Pesquisa de universidades do Brasil, Inglaterra e Estados Unidos expõe a dimensão da orfandade provocada pela pandemia e as desigualdades regionais; especialistas alertam para a ausência de políticas públicas voltadas a esses jovens
Além das mais de 700 mil mortes diretas causadas pela covid-19 no Brasil, a pandemia deixou um rastro silencioso de dor e vulnerabilidade social: 284 mil crianças e adolescentes perderam pais, mães ou cuidadores familiares por causa do vírus entre 2020 e 2021. Os dados integram um estudo conduzido por pesquisadores brasileiros, ingleses e americanos, que analisaram o impacto da pandemia sobre a infância e as desigualdades entre os estados brasileiros.

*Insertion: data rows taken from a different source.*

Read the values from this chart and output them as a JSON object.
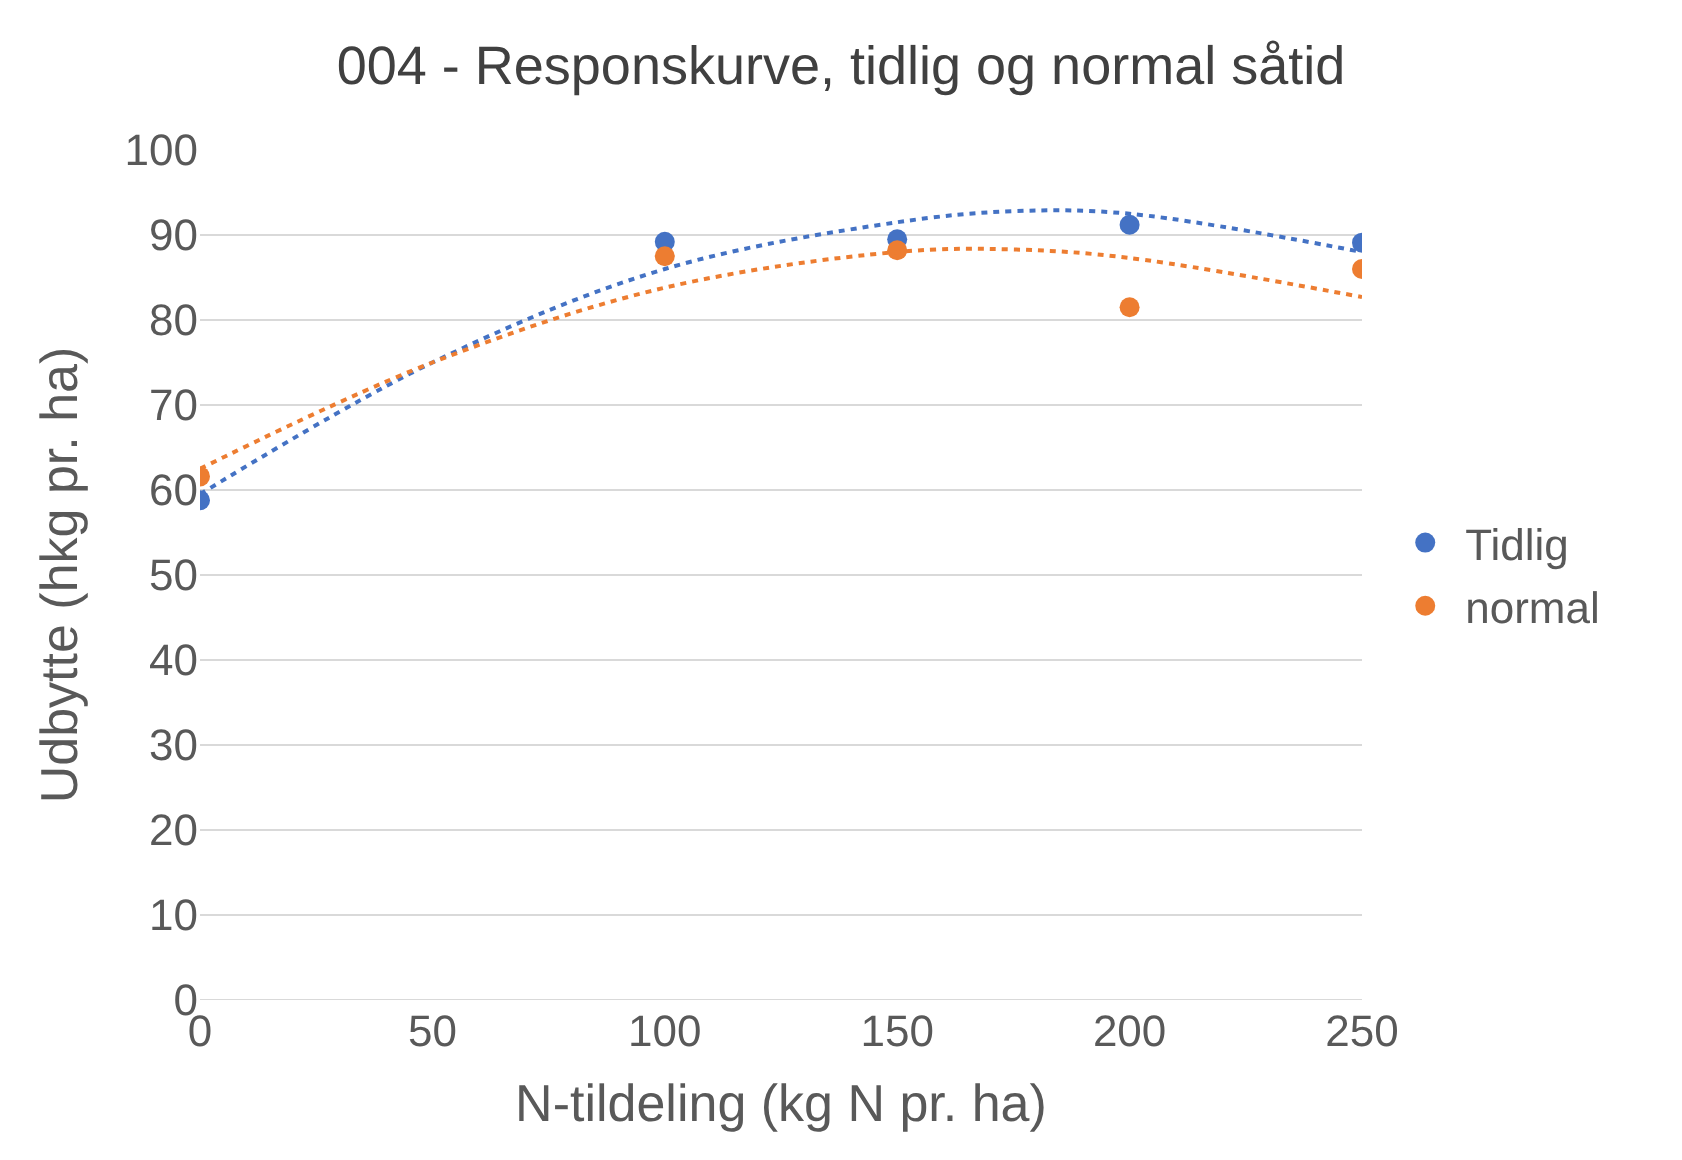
{
  "chart_data": {
    "type": "scatter",
    "title": "004 - Responskurve, tidlig og normal såtid",
    "xlabel": "N-tildeling (kg N pr. ha)",
    "ylabel": "Udbytte (hkg pr. ha)",
    "x": [
      0,
      100,
      150,
      200,
      250
    ],
    "series": [
      {
        "name": "Tidlig",
        "color": "#4472c4",
        "values": [
          58.8,
          89.2,
          89.5,
          91.2,
          89.1
        ]
      },
      {
        "name": "normal",
        "color": "#ed7d31",
        "values": [
          61.6,
          87.5,
          88.2,
          81.5,
          86.0
        ]
      },
      {
        "type": "line",
        "color": "#4472c4",
        "line_style": "dotted",
        "marker": "none",
        "x": [
          0,
          50,
          100,
          150,
          175,
          200,
          250
        ],
        "values": [
          59.5,
          75.0,
          86.0,
          91.5,
          92.8,
          92.5,
          88.0
        ]
      },
      {
        "type": "line",
        "color": "#ed7d31",
        "line_style": "dotted",
        "marker": "none",
        "x": [
          0,
          50,
          100,
          150,
          175,
          200,
          250
        ],
        "values": [
          62.5,
          75.0,
          83.8,
          88.0,
          88.3,
          87.3,
          82.7
        ]
      }
    ],
    "xlim": [
      0,
      250
    ],
    "xticks": [
      0,
      50,
      100,
      150,
      200,
      250
    ],
    "ylim": [
      0,
      100
    ],
    "yticks": [
      0,
      10,
      20,
      30,
      40,
      50,
      60,
      70,
      80,
      90,
      100
    ],
    "grid": "y",
    "legend": "right",
    "marker": "circle"
  }
}
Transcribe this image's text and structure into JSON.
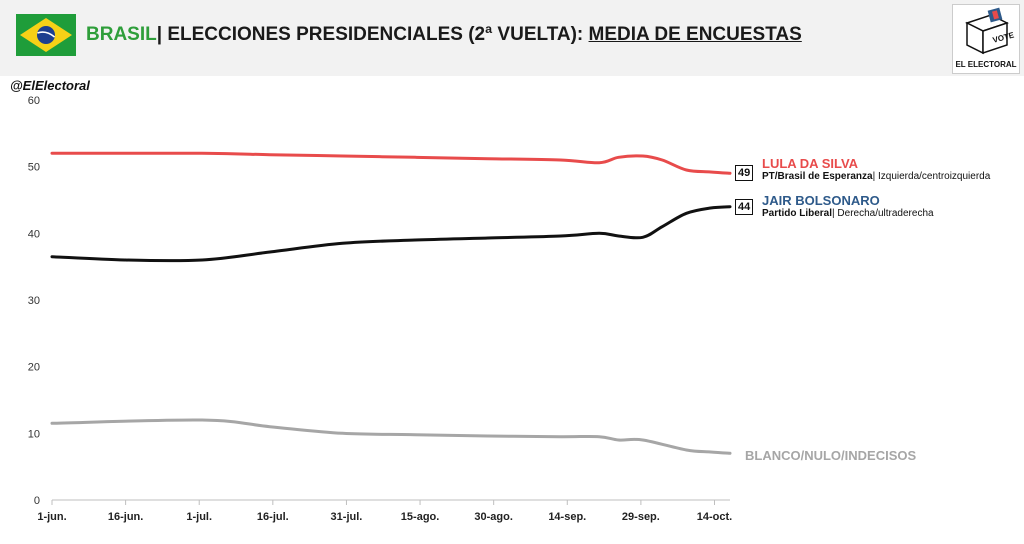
{
  "header": {
    "country": "BRASIL",
    "separator": "|",
    "title_main": " ELECCIONES PRESIDENCIALES (2ª VUELTA): ",
    "title_emph": "MEDIA DE ENCUESTAS",
    "logo_text": "EL ELECTORAL",
    "logo_vote": "VOTE"
  },
  "handle": "@ElElectoral",
  "colors": {
    "lula": "#e84b4b",
    "bolsonaro": "#111111",
    "blanco": "#a6a6a6",
    "bolsonaro_name": "#2e5a8a",
    "flag_green": "#1f9d3a",
    "flag_yellow": "#f7d117",
    "flag_blue": "#1d3f8f"
  },
  "candidates": {
    "lula": {
      "name": "LULA DA SILVA",
      "party": "PT/Brasil de Esperanza",
      "ideology": "Izquierda/centroizquierda",
      "end_value": "49"
    },
    "bolsonaro": {
      "name": "JAIR BOLSONARO",
      "party": "Partido Liberal",
      "ideology": "Derecha/ultraderecha",
      "end_value": "44"
    },
    "blanco": {
      "name": "BLANCO/NULO/INDECISOS"
    }
  },
  "chart_data": {
    "type": "line",
    "xlabel": "",
    "ylabel": "",
    "ylim": [
      0,
      60
    ],
    "yticks": [
      0,
      10,
      20,
      30,
      40,
      50,
      60
    ],
    "x_tick_labels": [
      "1-jun.",
      "16-jun.",
      "1-jul.",
      "16-jul.",
      "31-jul.",
      "15-ago.",
      "30-ago.",
      "14-sep.",
      "29-sep.",
      "14-oct."
    ],
    "x_unit": "days since 1-jun.",
    "xlim": [
      0,
      140
    ],
    "grid": false,
    "series": [
      {
        "name": "LULA DA SILVA",
        "x": [
          0,
          31,
          45,
          60,
          75,
          90,
          105,
          113,
          117,
          122,
          126,
          131,
          136,
          140
        ],
        "y": [
          52,
          52,
          51.8,
          51.6,
          51.4,
          51.2,
          51,
          50.6,
          51.4,
          51.6,
          51,
          49.5,
          49.2,
          49
        ]
      },
      {
        "name": "JAIR BOLSONARO",
        "x": [
          0,
          15,
          31,
          45,
          60,
          75,
          90,
          105,
          113,
          117,
          122,
          126,
          131,
          136,
          140
        ],
        "y": [
          36.5,
          36,
          36,
          37.2,
          38.5,
          39,
          39.3,
          39.6,
          40,
          39.6,
          39.4,
          41,
          43,
          43.8,
          44
        ]
      },
      {
        "name": "BLANCO/NULO/INDECISOS",
        "x": [
          0,
          31,
          45,
          60,
          75,
          90,
          105,
          113,
          117,
          122,
          131,
          136,
          140
        ],
        "y": [
          11.5,
          12,
          11,
          10,
          9.8,
          9.6,
          9.5,
          9.5,
          9,
          9,
          7.5,
          7.2,
          7
        ]
      }
    ]
  }
}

De acordo com as estimativas, 1,3 milhão de menores de 0 a 17 anos perderam um ou ambos os pais, ou algum responsável com quem viviam, por causas diversas. Entre esses, 284 mil se tornaram órfãos em decorrência direta da covid-19. No grupo, 149 mil crianças perderam pai, mãe ou ambos, enquanto 135 mil ficaram sem outro familiar cuidador. O levantamento mostra ainda que 70,5% dos órfãos perderam o pai e 29,4% a mãe, enquanto 160 crianças sofreram orfandade dupla.
A pesquisa evidencia também grandes disparidades regionais: as maiores taxas de orfandade foram registradas no Mato Grosso (4,4), Rondônia (4,3) e Mato Grosso do Sul (3,8). Já os menores índices aparecem no Rio Grande do Norte (2,0), Santa Catarina (1,6) e Pará (1,4).
Para a professora Lorena Barberia, da Universidade de São Paulo (USP), uma das autoras do estudo, os impactos da pandemia não se limitam às vítimas fatais. “Muitas dessas pessoas que morreram eram o pilar familiar. Elas não só tinham mais risco de morrer, por estarem acima de 60 anos, como sustentavam financeiramente e emocionalmente seus lares”, explica.
O drama se reflete em histórias reais, como a de Bento, de 4 anos, que perdeu o pai, o fotógrafo Cláudio da Silva, em 2021. Sua mãe, Ana Lúcia Lopes, lembra a dor da perda e o desafio de explicar ao filho o que havia acontecido. “Disse a ele que o papai tinha ido cuidar do nosso cachorrinho no céu. Só mais tarde ele começou a entender o que era saudade de verdade”, conta.
Segundo a promotora de justiça Andréa Santos Souza, coautora da pesquisa, o luto dessas famílias frequentemente é agravado por dificuldades financeiras e violações de direitos. Em Campinas (SP), onde atua, Andréa percebeu o aumento de pedidos de guarda e passou a identificar casos de adoções ilegais, separação de irmãos e exploração infantil. “A pandemia gerou uma onda de vulnerabilidade. Muitos órfãos ficaram sem proteção legal e social”, relata.
A experiência da promotora chamou a atenção dos pesquisadores internacionais, que passaram a incluir dados brasileiros no estudo. O cruzamento de informações com os registros civis revelou ainda que, entre março de 2020 e setembro de 2021, 12,2 mil crianças de até seis anos ficaram órfãs por covid-19, segundo a Associação Nacional dos Registradores de Pessoas Naturais (Arpen/Brasil).
Barberia ressalta que, mesmo com o fim da emergência sanitária, os efeitos sociais da pandemia continuam. “Precisamos de políticas públicas específicas para essas crianças e adolescentes. A sociedade não estava preparada para uma orfandade dessa magnitude. Sem ação governamental, essa geração pode carregar sequelas emocionais e econômicas por toda a vida”, conclui.